Boot trickery out of election process

SHARE Boot trickery out of election process

If people living in west suburban Morton High School District 201 want to vote for opposition school board candidates this year, they can forget about it.

EDITORIAL

Three candidates who planned to run on April 7 have withdrawn, crushed by the expenses of fighting off election challenges, even though the Cook County Electoral Board ruled the challenges were without merit. The remaining candidates are now unopposed.

We don’t know who would be the best candidates for the district, which includes Cicero, Berwyn, Forest View, Stickney and part of Lyons. But we do know elections should be decided on the basis of competing ideas, not by manipulating the election law. Unfortunately, the politicization of the electoral process is working its way down to local school boards and park boards, and qualified individuals are being blocked from running, candidates say.

To help reduce the number of frivolous challenges, Cook County Clerk David Orr has proposed legislation that would make it harder to knock legitimate candidates off the ballot by making them jump through unnecessary hoops. The Legislature should give the bill, sponsored by state Sen. Daniel Biss (D-Evanston), a serious hearing.

In the Morton school district case, the independent candidates burned through their entire campaign budget fighting off objections that forms they had downloaded right off the county clerk’s website violated the election code. They won their cases in front of the election board, but didn’t have the money to keep going when the objectors said they would appeal to the courts.
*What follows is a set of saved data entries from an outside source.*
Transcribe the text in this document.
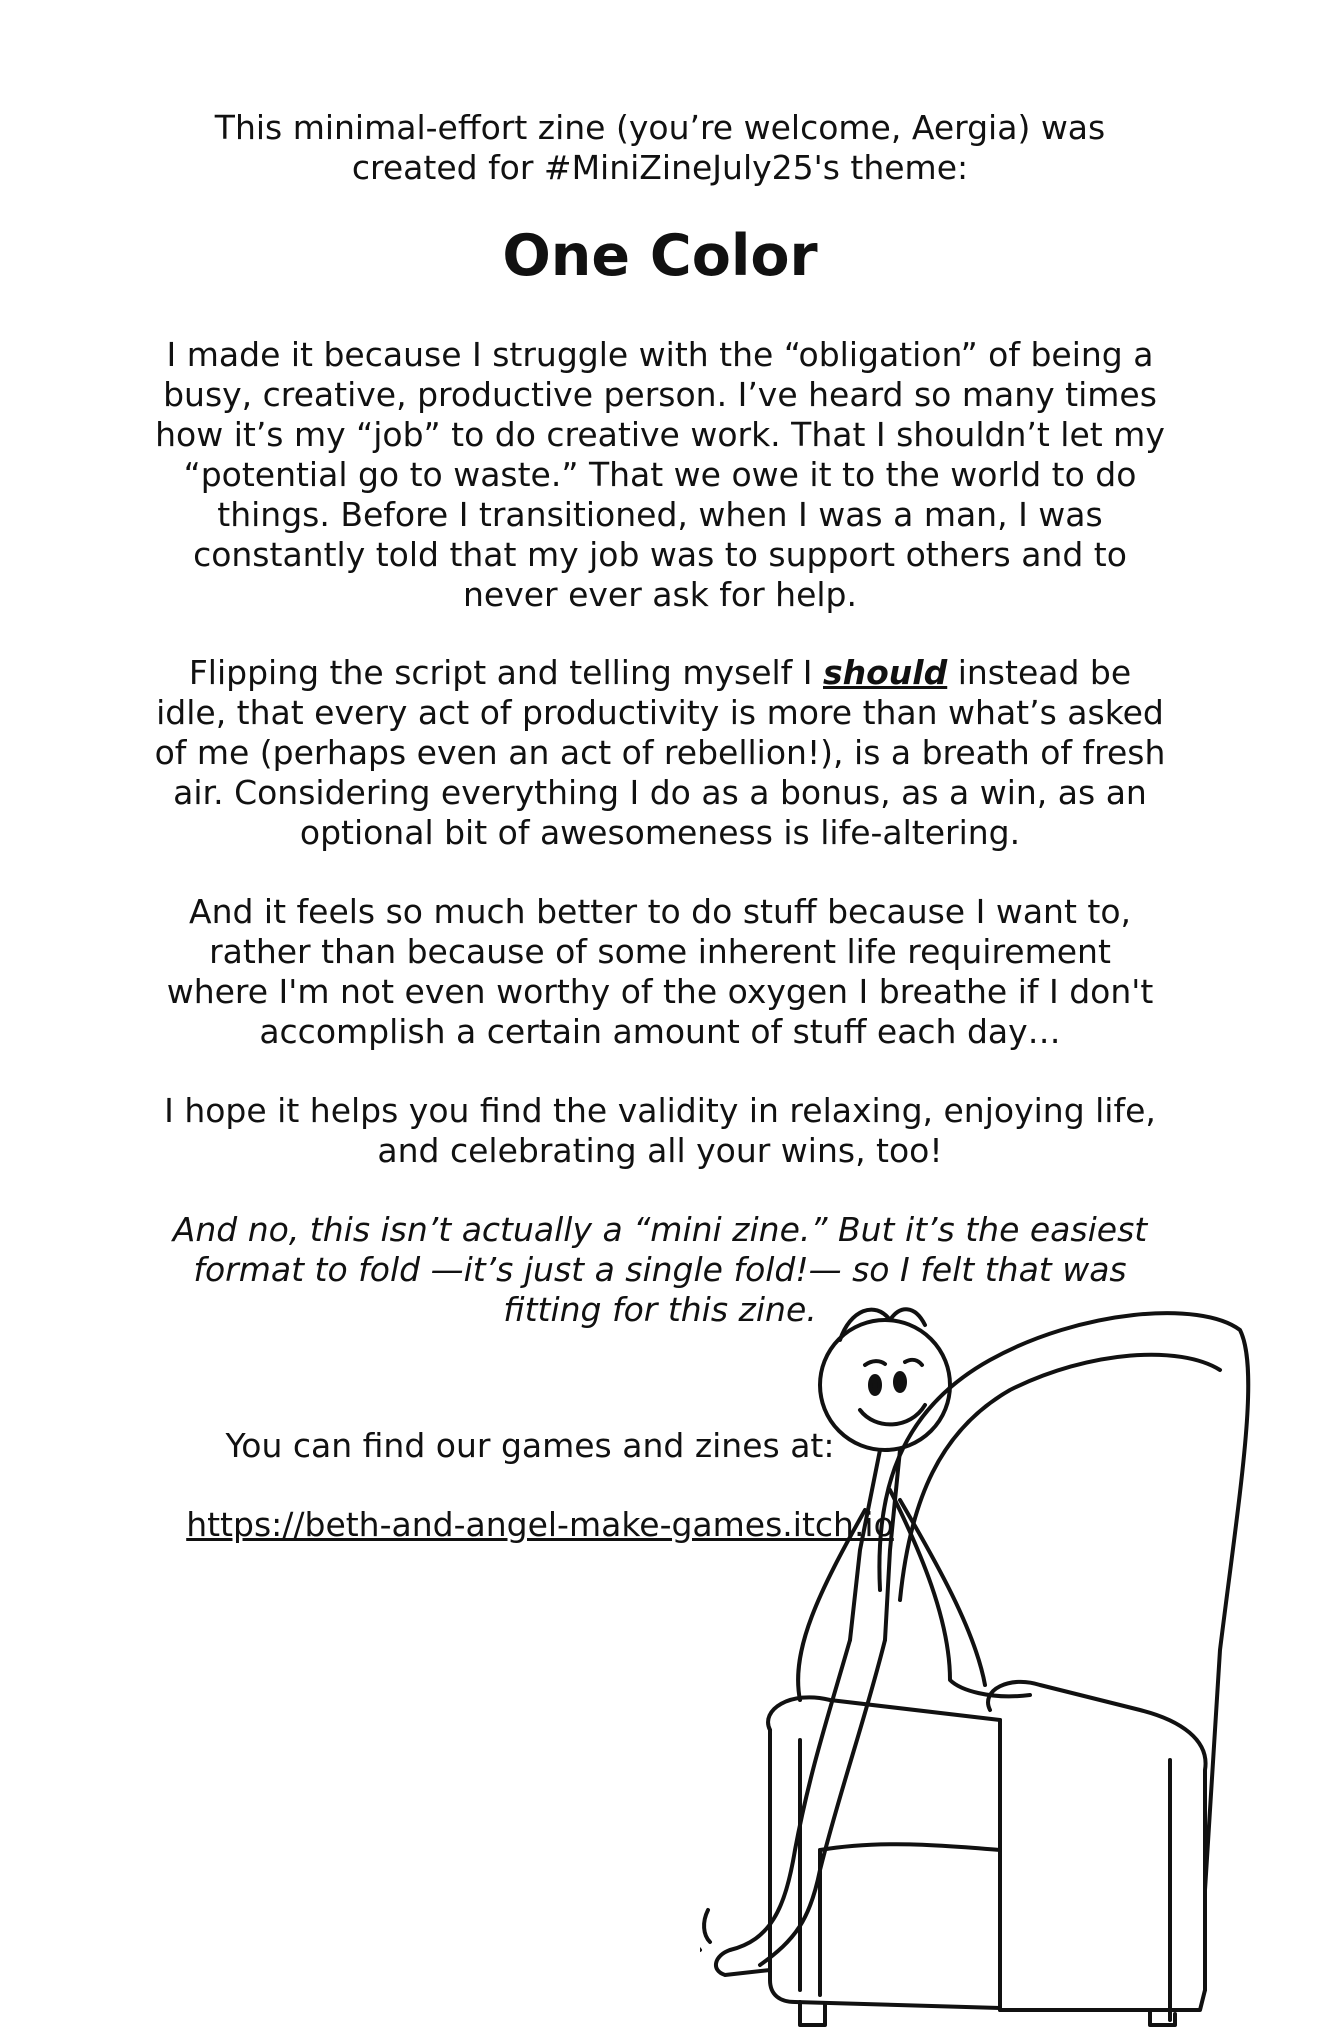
This minimal-effort zine (you’re welcome, Aergia) was
created for #MiniZineJuly25's theme:
One Color
I made it because I struggle with the “obligation” of being a
busy, creative, productive person. I’ve heard so many times
how it’s my “job” to do creative work. That I shouldn’t let my
“potential go to waste.” That we owe it to the world to do
things. Before I transitioned, when I was a man, I was
constantly told that my job was to support others and to
never ever ask for help.
Flipping the script and telling myself I should instead be
idle, that every act of productivity is more than what’s asked
of me (perhaps even an act of rebellion!), is a breath of fresh
air. Considering everything I do as a bonus, as a win, as an
optional bit of awesomeness is life-altering.
And it feels so much better to do stuff because I want to,
rather than because of some inherent life requirement
where I'm not even worthy of the oxygen I breathe if I don't
accomplish a certain amount of stuff each day…
I hope it helps you find the validity in relaxing, enjoying life,
and celebrating all your wins, too!
And no, this isn’t actually a “mini zine.” But it’s the easiest
format to fold —it’s just a single fold!— so I felt that was
fitting for this zine.
You can find our games and zines at:
https://beth-and-angel-make-games.itch.io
To reduce the number of such cases in the future, Orr wants the Legislature to impose standards of “harmless error.” That way, challenges can be tossed right out if the alleged errors don’t affect the integrity of the election process.

“People think they are doing something good for the community [by running for office], and they run into a really serious buzz saw,” Orr said. “We’ve created a system in which you almost get merit points by knocking opponents off the ballot. It’s something candidates brag about. . . . A few powerful figures want to keep that power in their hands.”

Election lawyer Andrew Finko said Illinois’ objection process is unique.

“It is 100 percent competing candidates filing objections against other,” Finko said. “These are not citizens bringing the complaints.”

Legitimate requirements, such as collecting the required number of voter signatures to run for office, are necessary. But let’s do away with the trickery.